The exciting news in 2010 that Papo was to release a plesiosaur, their first ever marine reptile, was quickly quashed when I saw the early publicity photograph. The picture revealed a disappointing Nessie-like concoction with a chubby body and a swan-like neck. In the flesh, The Papo Plesiosaurus evokes mixed feelings. At best, the figure represents a moderate restoration of a generic plesiosaur. At worst, this is a monster toy. It all depends on your point of view…
It’s almost unfair to judge Papo’s prehistoric animals from a scientific perspective because anatomical accuracy is obviously not a major part of their remit. Some of Papo’s prehistoric creatures are very accurate so there are exceptions, although I question whether this is by design or simply fortuitous. But Papo’s highly detailed renderings of dinosaurs stem from popular images, irrespective of their accuracy. While some popular images of dinosaurs are accurate, others are not, and this reflects in the palaeontologically hit-and-miss nature of their line. Papo divides dinosaur collectors for this very reason, and it makes it difficult to review Papo dinosaurs on their own merits. The association of plesiosaurs with lake monsters in pop culture, and the notoriously inaccurate popular image of plesiosaurs in general, means we shouldn’t be entirely surprised that the Papo Plesiosaurus looks the way it does. As with previous offerings by Papo, sometimes their source of ‘inspiration’ is obvious (Jurassic Park) and other times it is not (specific paintings from Paleoartists), so one of the interesting aspects of this figure is trying to identify the source (or sources) of ‘inspiration’.

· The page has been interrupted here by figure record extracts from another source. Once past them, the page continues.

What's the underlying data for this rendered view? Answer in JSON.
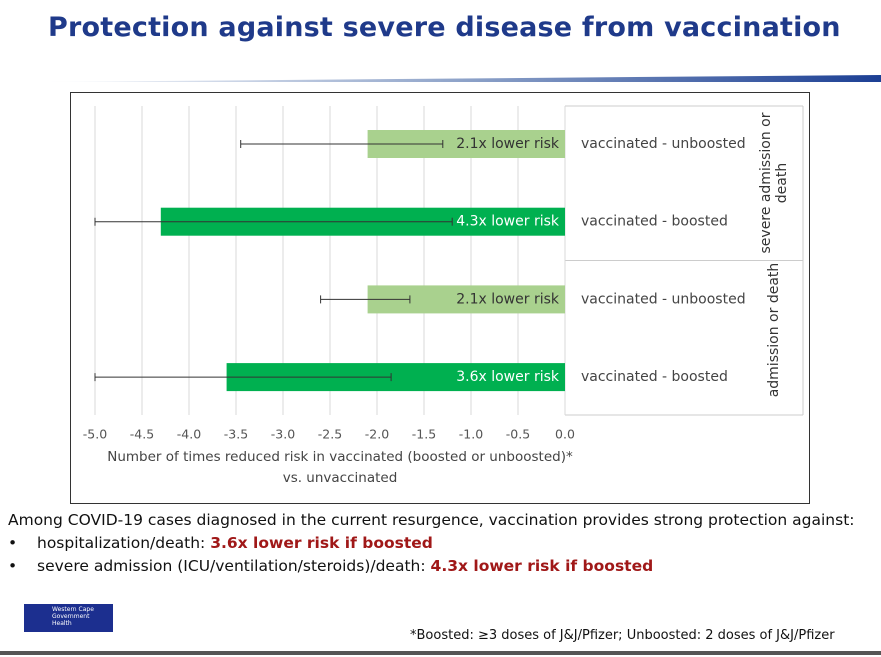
{
  "title": "Protection against severe disease from vaccination",
  "chart_data": {
    "type": "bar",
    "orientation": "horizontal",
    "categories": [
      "vaccinated - unboosted",
      "vaccinated - boosted",
      "vaccinated - unboosted",
      "vaccinated - boosted"
    ],
    "values": [
      -2.1,
      -4.3,
      -2.1,
      -3.6
    ],
    "value_labels": [
      "2.1x lower risk",
      "4.3x lower risk",
      "2.1x lower risk",
      "3.6x lower risk"
    ],
    "errors": [
      [
        -3.45,
        -1.3
      ],
      [
        -5.0,
        -1.2
      ],
      [
        -2.6,
        -1.65
      ],
      [
        -5.0,
        -1.85
      ]
    ],
    "colors": [
      "#a9d18e",
      "#00b050",
      "#a9d18e",
      "#00b050"
    ],
    "groups": [
      "severe admission or death",
      "admission or death"
    ],
    "xlabel": [
      "Number of times reduced risk in vaccinated (boosted or unboosted)*",
      "vs. unvaccinated"
    ],
    "xlim": [
      -5.0,
      0.0
    ],
    "xticks": [
      {
        "value": -5,
        "label": "-5.0"
      },
      -4.5,
      {
        "value": -4,
        "label": "-4.0"
      },
      -3.5,
      {
        "value": -3,
        "label": "-3.0"
      },
      -2.5,
      {
        "value": -2,
        "label": "-2.0"
      },
      -1.5,
      {
        "value": -1,
        "label": "-1.0"
      },
      -0.5,
      {
        "value": 0,
        "label": "0.0"
      }
    ],
    "grid": true
  },
  "summary": {
    "intro": "Among COVID-19 cases diagnosed in the current resurgence, vaccination provides strong protection against:",
    "bullets": [
      {
        "text": "hospitalization/death:",
        "highlight": "3.6x lower risk if boosted"
      },
      {
        "text": "severe admission (ICU/ventilation/steroids)/death:",
        "highlight": "4.3x lower risk if boosted"
      }
    ]
  },
  "footnote": "*Boosted: ≥3 doses of J&J/Pfizer; Unboosted: 2 doses of J&J/Pfizer",
  "logo": {
    "line1": "Western Cape",
    "line2": "Government",
    "line3": "Health"
  }
}
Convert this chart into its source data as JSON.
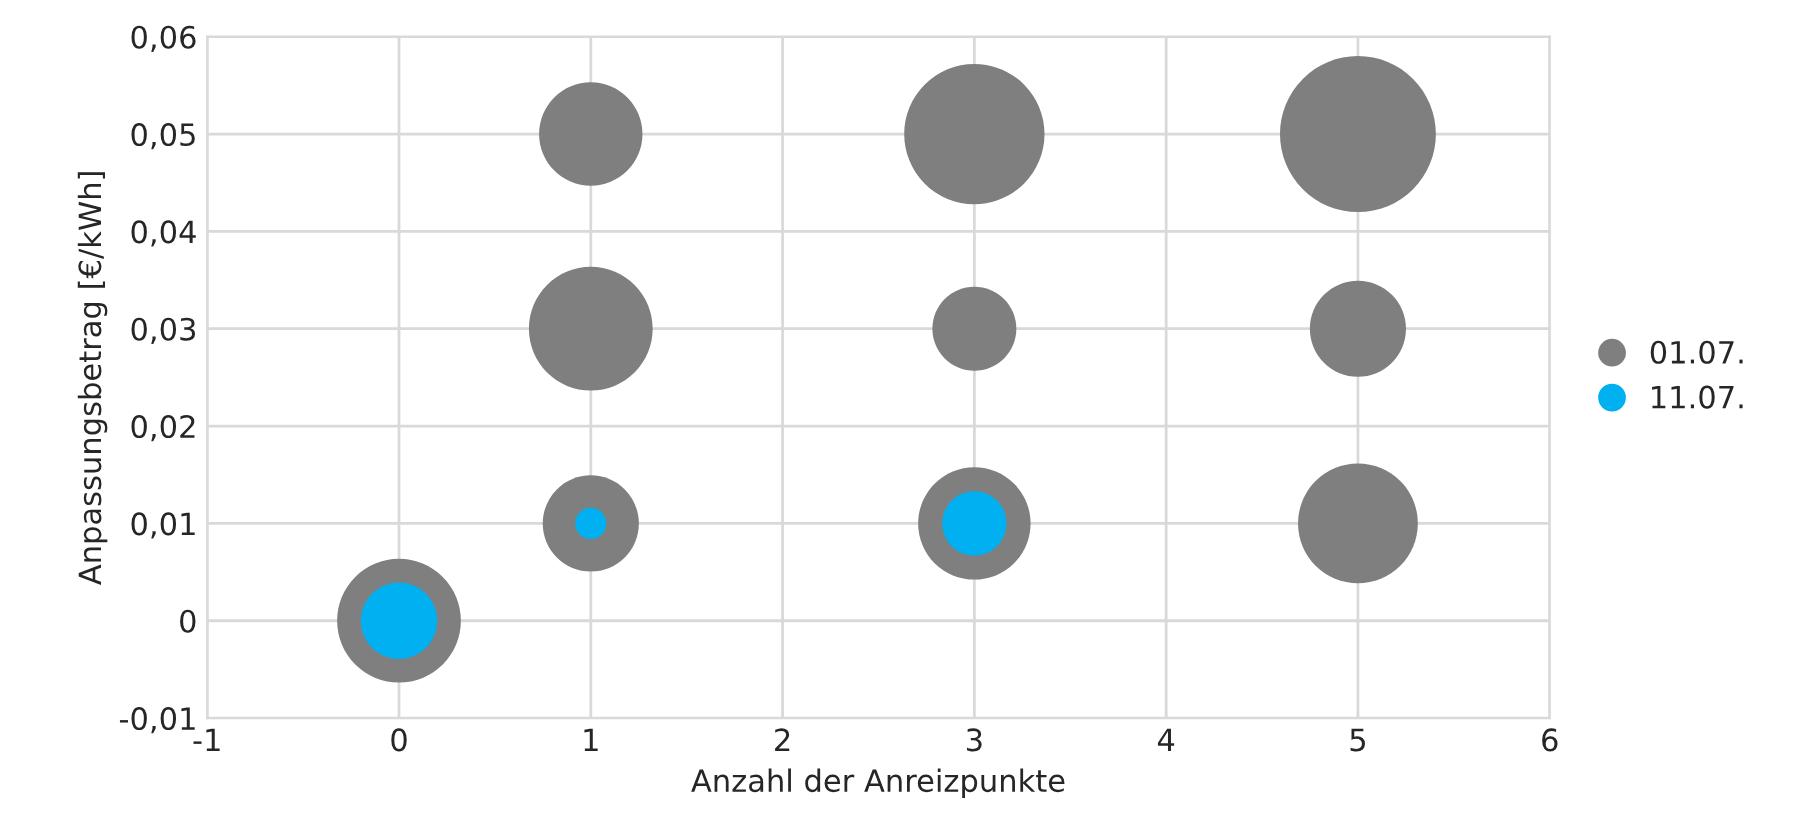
{
  "chart_data": {
    "type": "bubble",
    "xlabel": "Anzahl der Anreizpunkte",
    "ylabel": "Anpassungsbetrag [€/kWh]",
    "series": [
      {
        "name": "01.07.",
        "color": "#7f7f7f",
        "x": [
          0,
          1,
          3,
          5,
          1,
          3,
          5,
          1,
          3,
          5
        ],
        "values": [
          0,
          0.05,
          0.05,
          0.05,
          0.03,
          0.03,
          0.03,
          0.01,
          0.01,
          0.01
        ],
        "sizes": [
          0.63,
          0.44,
          0.81,
          1,
          0.63,
          0.29,
          0.38,
          0.38,
          0.52,
          0.59
        ]
      },
      {
        "name": "11.07.",
        "color": "#00b0f0",
        "x": [
          0,
          1,
          3
        ],
        "values": [
          0,
          0.01,
          0.01
        ],
        "sizes": [
          0.24,
          0.04,
          0.17
        ]
      }
    ],
    "xlim": [
      -1,
      6
    ],
    "xticks": [
      -1,
      0,
      1,
      2,
      3,
      4,
      5,
      6
    ],
    "ylim": [
      -0.01,
      0.06
    ],
    "yticks": [
      {
        "value": -0.01,
        "label": "-0,01"
      },
      {
        "value": 0,
        "label": "0"
      },
      {
        "value": 0.01,
        "label": "0,01"
      },
      {
        "value": 0.02,
        "label": "0,02"
      },
      {
        "value": 0.03,
        "label": "0,03"
      },
      {
        "value": 0.04,
        "label": "0,04"
      },
      {
        "value": 0.05,
        "label": "0,05"
      },
      {
        "value": 0.06,
        "label": "0,06"
      }
    ],
    "grid": true,
    "legend": "right"
  }
}
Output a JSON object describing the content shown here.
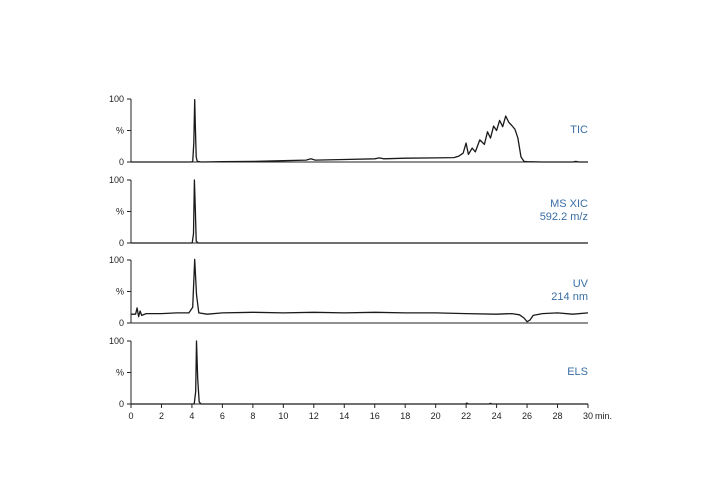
{
  "chart_data": {
    "type": "line",
    "x_unit_label": "min.",
    "x_range": [
      0,
      30
    ],
    "x_ticks": [
      0,
      2,
      4,
      6,
      8,
      10,
      12,
      14,
      16,
      18,
      20,
      22,
      24,
      26,
      28,
      30
    ],
    "y_range": [
      0,
      100
    ],
    "y_tick_labels": [
      "0",
      "%",
      "100"
    ],
    "label_color": "#3a6ea5",
    "line_color": "#1a1a1a",
    "grid": false,
    "panels": [
      {
        "label_lines": [
          "TIC"
        ],
        "points": [
          [
            0,
            0
          ],
          [
            3.9,
            0
          ],
          [
            4.05,
            0.5
          ],
          [
            4.12,
            30
          ],
          [
            4.18,
            99
          ],
          [
            4.22,
            60
          ],
          [
            4.28,
            8
          ],
          [
            4.35,
            1
          ],
          [
            4.6,
            0
          ],
          [
            6,
            0.5
          ],
          [
            8,
            1
          ],
          [
            10,
            2
          ],
          [
            11.5,
            3
          ],
          [
            11.8,
            5
          ],
          [
            12.1,
            3
          ],
          [
            14,
            4
          ],
          [
            16,
            5
          ],
          [
            16.3,
            6.5
          ],
          [
            16.6,
            5
          ],
          [
            18,
            6
          ],
          [
            20,
            6.5
          ],
          [
            21.2,
            7
          ],
          [
            21.5,
            9
          ],
          [
            21.8,
            14
          ],
          [
            22.0,
            30
          ],
          [
            22.15,
            12
          ],
          [
            22.4,
            22
          ],
          [
            22.6,
            16
          ],
          [
            22.9,
            35
          ],
          [
            23.2,
            28
          ],
          [
            23.4,
            48
          ],
          [
            23.6,
            38
          ],
          [
            23.8,
            57
          ],
          [
            24.0,
            50
          ],
          [
            24.2,
            66
          ],
          [
            24.4,
            56
          ],
          [
            24.6,
            73
          ],
          [
            24.8,
            63
          ],
          [
            25.0,
            58
          ],
          [
            25.2,
            52
          ],
          [
            25.4,
            38
          ],
          [
            25.6,
            8
          ],
          [
            25.8,
            1
          ],
          [
            26,
            0.5
          ],
          [
            27,
            0
          ],
          [
            29,
            0
          ],
          [
            29.2,
            1
          ],
          [
            29.4,
            0
          ],
          [
            30,
            0
          ]
        ]
      },
      {
        "label_lines": [
          "MS XIC",
          "592.2 m/z"
        ],
        "points": [
          [
            0,
            0
          ],
          [
            4.02,
            0
          ],
          [
            4.1,
            15
          ],
          [
            4.16,
            100
          ],
          [
            4.22,
            55
          ],
          [
            4.28,
            3
          ],
          [
            4.4,
            0
          ],
          [
            30,
            0
          ]
        ]
      },
      {
        "label_lines": [
          "UV",
          "214 nm"
        ],
        "points": [
          [
            0,
            14
          ],
          [
            0.3,
            14
          ],
          [
            0.4,
            24
          ],
          [
            0.5,
            10
          ],
          [
            0.6,
            19
          ],
          [
            0.7,
            12
          ],
          [
            1.0,
            15
          ],
          [
            2,
            15
          ],
          [
            3,
            16
          ],
          [
            3.8,
            16
          ],
          [
            4.05,
            25
          ],
          [
            4.18,
            101
          ],
          [
            4.3,
            45
          ],
          [
            4.45,
            16
          ],
          [
            5,
            14
          ],
          [
            6,
            16
          ],
          [
            8,
            17
          ],
          [
            10,
            16
          ],
          [
            12,
            17
          ],
          [
            14,
            16
          ],
          [
            16,
            17
          ],
          [
            18,
            16
          ],
          [
            20,
            16
          ],
          [
            22,
            15
          ],
          [
            24,
            14
          ],
          [
            25,
            15
          ],
          [
            25.5,
            13
          ],
          [
            25.8,
            8
          ],
          [
            26.0,
            2
          ],
          [
            26.2,
            5
          ],
          [
            26.4,
            12
          ],
          [
            27,
            15
          ],
          [
            28,
            16
          ],
          [
            29,
            14
          ],
          [
            30,
            16
          ]
        ]
      },
      {
        "label_lines": [
          "ELS"
        ],
        "points": [
          [
            0,
            0
          ],
          [
            4.15,
            0
          ],
          [
            4.25,
            20
          ],
          [
            4.3,
            100
          ],
          [
            4.38,
            40
          ],
          [
            4.48,
            3
          ],
          [
            4.6,
            0
          ],
          [
            21.95,
            0
          ],
          [
            22.05,
            1.5
          ],
          [
            22.15,
            0
          ],
          [
            23.5,
            0
          ],
          [
            23.6,
            1
          ],
          [
            23.7,
            0
          ],
          [
            30,
            0
          ]
        ]
      }
    ]
  }
}
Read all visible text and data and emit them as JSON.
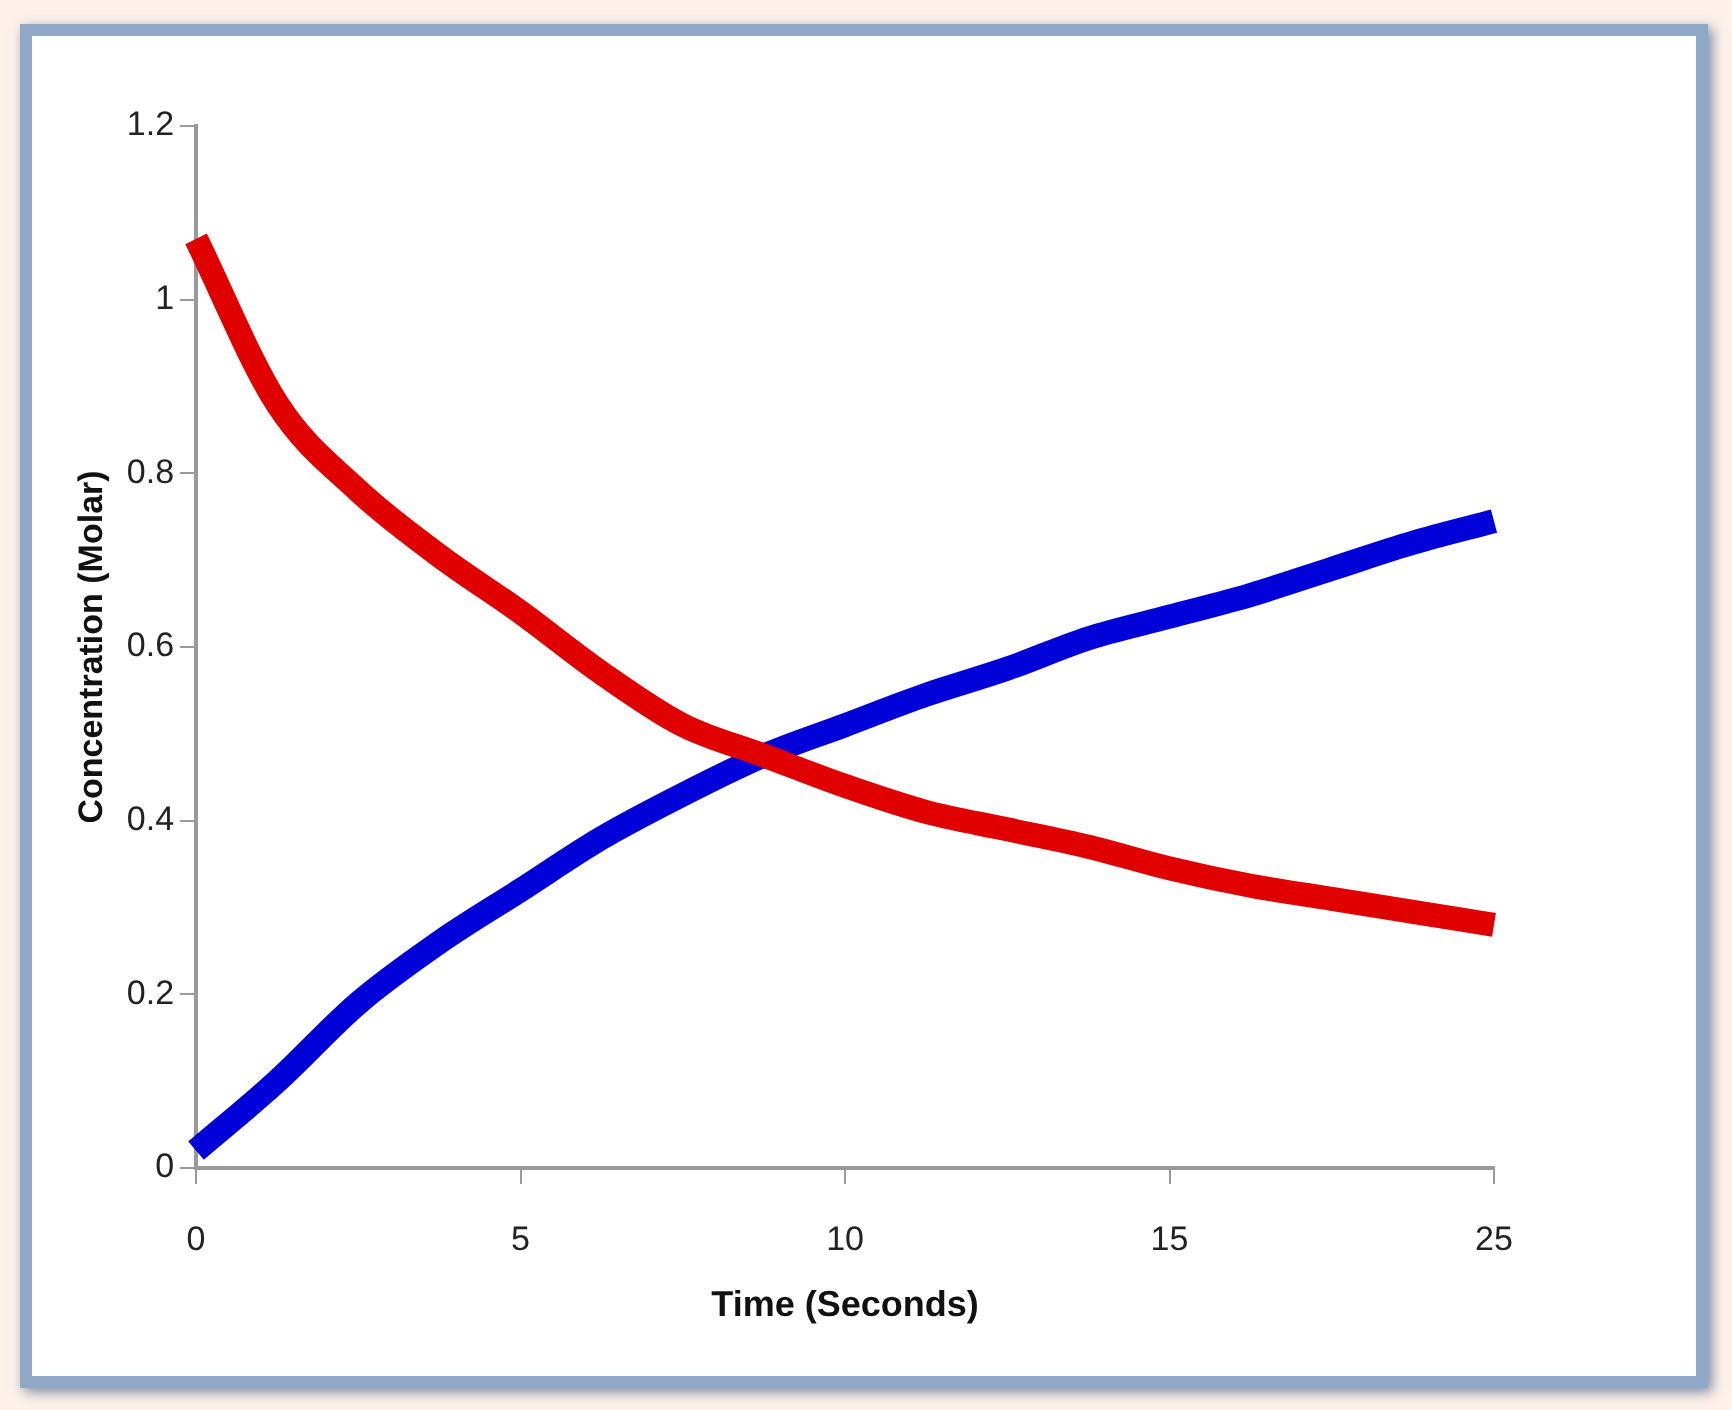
{
  "chart_data": {
    "type": "line",
    "xlabel": "Time (Seconds)",
    "ylabel": "Concentration (Molar)",
    "categories": [
      "0",
      null,
      null,
      null,
      "5",
      null,
      null,
      null,
      "10",
      null,
      null,
      null,
      "15",
      null,
      null,
      null,
      "25"
    ],
    "series": [
      {
        "color": "#e00000",
        "values": [
          1.07,
          0.88,
          0.78,
          0.705,
          0.64,
          0.57,
          0.51,
          0.475,
          0.44,
          0.41,
          0.39,
          0.37,
          0.345,
          0.325,
          0.31,
          0.295,
          0.28
        ]
      },
      {
        "color": "#0000d8",
        "values": [
          0.02,
          0.1,
          0.19,
          0.26,
          0.32,
          0.38,
          0.43,
          0.475,
          0.51,
          0.545,
          0.575,
          0.61,
          0.635,
          0.66,
          0.69,
          0.72,
          0.745
        ]
      }
    ],
    "ylim": [
      0,
      1.2
    ],
    "yticks": [
      0,
      0.2,
      0.4,
      0.6,
      0.8,
      1,
      1.2
    ],
    "grid": false,
    "legend": false,
    "marker": "none",
    "line_style": "solid"
  }
}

The head is actually rather good if one considers it not as a Plesiosaurus, but as a longer-snouted relative such as Attenborosaurus. It is certainly the most accurate part of the sculpt. The eyes are correctly positioned midway along the skull, the nostrils are accurately retracted close to the eyes, and there are depressions at the back, on the top of the skull that roughly correspond to the temporal openings. The mouth is closed and doesn’t articulate like some other Papo figures. The teeth form a mean-looking interlocking mesh. Some ridges on the skull do not correspond with true plesiosaurian anatomy, but I’m rather impressed overall, it is excellently sculpted and convincingly plesiosaurian. Moving on to the body though, things start to go downhill.
The neck forms an S-shape curve like a Nessie. Although plesiosaurs had some limited flexibility in their neck, this posture is beyond those limits. The neck was held out directly in front of the body in real plesiosaurs. The body of the Papo plesiosaur is short and deep – too short. The flippers are also rather stubby, especially the hind flippers, which are too short again. All four flippers have a distinct ‘elbow’/’knee’, which is characteristic of the plesiosaur Cryptoclidus (but not Plesiosaurus). The overall pose is pretty static and dull, which contrasts greatly to the dynamic poses of many other Papo figures. There are a few small bumps or blemishes along with many scratches on the surface, which add character to the piece.
Peculiarly, the tail has a slight diamond-shape flattened fin. Plesiosaurs are sometimes depicted with a vertical tail fin and there is some evidence to back this up, however, there is no evidence for a horizontal fin as depicted in this figure. A horizontal fin is characteristic of marine mammals and some movie monsters, maybe Papo took inspiration from “The Water Horse” or a similar movie, which could account for this anatomical blooper?
The colouration is dark grey on top with paler grey below. There is a pale patch on the side of the snout and the teeth are picked out in white. The paint is neatly applied with great detail on the head but rather crudely on the flippers and body. The pattern and shades are almost identical to those of a plesiosaur model featured in a BBC documentary on Loch Ness, the model is now on display in the Oxford Museum in the UK. Photos of this highly inaccurate model (arbitrarily attributed to Cryptoclidus) are common on the web, so I’d wager that this was the primary inspiration for Papo. At 23 cm long, this is a sizable figure.
In conclusion, the Papo Plesiosaurus can’t be regarded as a Plesiosaurus, but an unusual mix of various plesiosaur species, movie creatures, and legendary monsters. It’s really not as bad as it could have been, but nor is it up there with the Papo Allosaurus (which I maintain is still the best widely available dinosaur toy). I find it difficult to dislike the figure entirely and the head is almost redeeming, but if I’m going to put my palaeontologist hat on (as I typically do when I write these reviews), then this figure must be regarded as failure. Which is a real shame as this figure had so much potential.